I have used BM, mostly eggshell, for several years but was surprised to read about the differences from the paint store vs canadian tire. I usually buy from ct when it is on sale and save $5-7 a gallon. I have been very happy with it, covers well. I usually buy the best one or one below. Have bought cheap paint over the years but it doesn't cover.


----------



## VLT (Jan 1, 2017)

That's good if it's working for you. Paint companies have a variety of products with a range in quality. The Canadian Tire/Benjamin Moore product is probably a decent product with a reliable colour match. BM wouldn't put their name on a product without the quality being good but it might be equivalent to their contractor quality.


----------



## Mechanic (Oct 29, 2013)

Thanks for the heads up VLT. I will certainly be taking another look when it's time to buy paint again. A few $ more per gallon isn't going to have a huge impact.


----------



## VLT (Jan 1, 2017)

I've confirmed that Benjamin Moore makes a product specifically for Canadian Tire that compares with their contractor grade. It's interesting that colour names are different from their own (dealer) products.


----------



## RCB (Jan 11, 2014)

I don't understand why so many dislike Behr, I love working with it in both my home and rentals. It has great coverage and is durable. We painted neutrals on our main floor 10 years ago, and it still looks like new, even raising two kids. As for coverage, I'm in the process of painting a whole house that we just re-drywalled, each room having one dark or intense colour. I used Speedhide white primer, and the dark colours of the Behr are providing complete coverage with only one coat, except for deep red, which required two coats because I wasn't using enough light when painting. No tinted primers used for anything.
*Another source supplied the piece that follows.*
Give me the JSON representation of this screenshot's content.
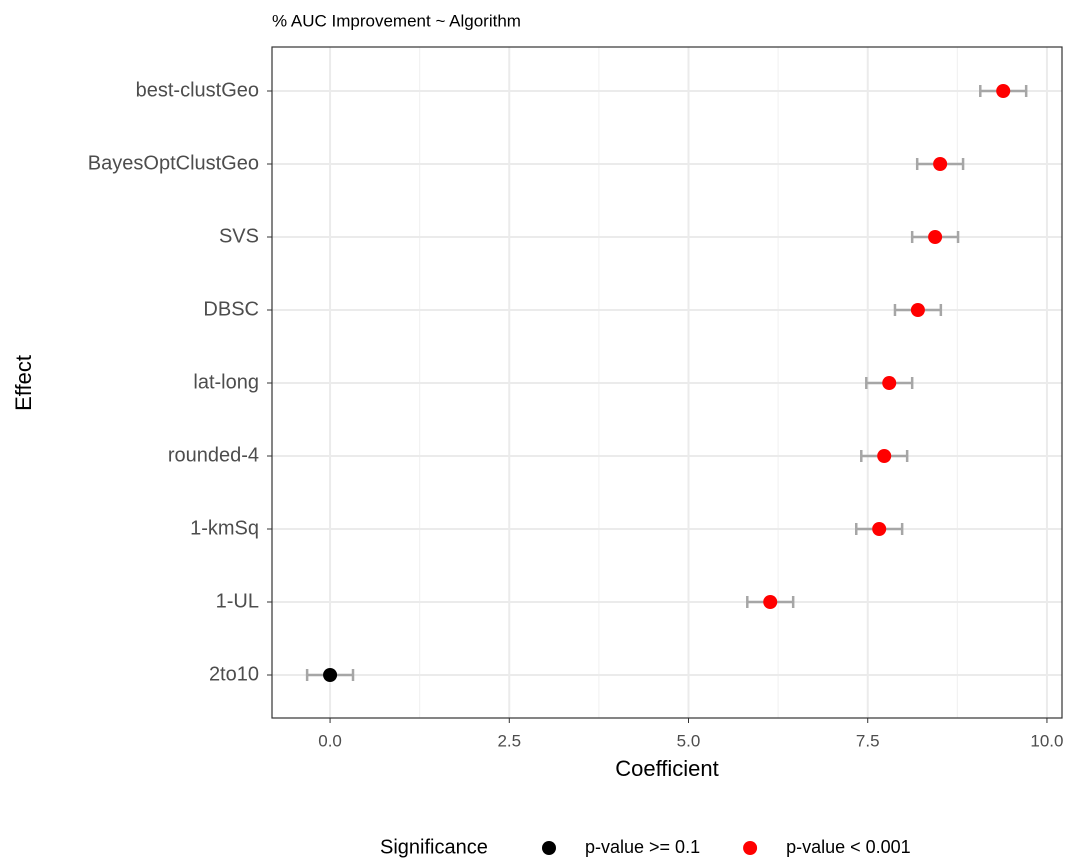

The Behr white in eggshell has held up wonderfully in the student rentals, and they are hard on walls. Extremely scrubbable. One front porch/entry they have hands on walls, crud on the lower walls from winter salt and sand, food on walls from keeping recycling and garbage there. I swoop in at the end of the lease and can have those porch walls looking like new in 5 minutes, painted 5 years ago.

I have always used eggshell, except for this new house where I used flat everywhere except bathrooms. Too many windows bringing in light from multiple directions to bounce around on the walls. I may come to regret that decision, but we'll only be two adults there.


----------



## Earl (Apr 5, 2016)

Is there really any point in paying more for "higher quality" paint? I used Beauti-tone from Home Hardware to paint one of my bedrooms, it was $18 per 3.64L can, the cheapest paint I could find, and the room turned out fine.


----------



## lonewolf :) (Sep 13, 2016)

I think consumer reports does testing of paints. Should be able to get free @ library


----------



## olivaw (Nov 21, 2010)

Late - but my vote goes to Benjamin Moore. The paint goes on easily and wears well. 

Consumer Reports appears to like the Behr Marquee from Home Depot. I'll stick with Benjamin Moore.


----------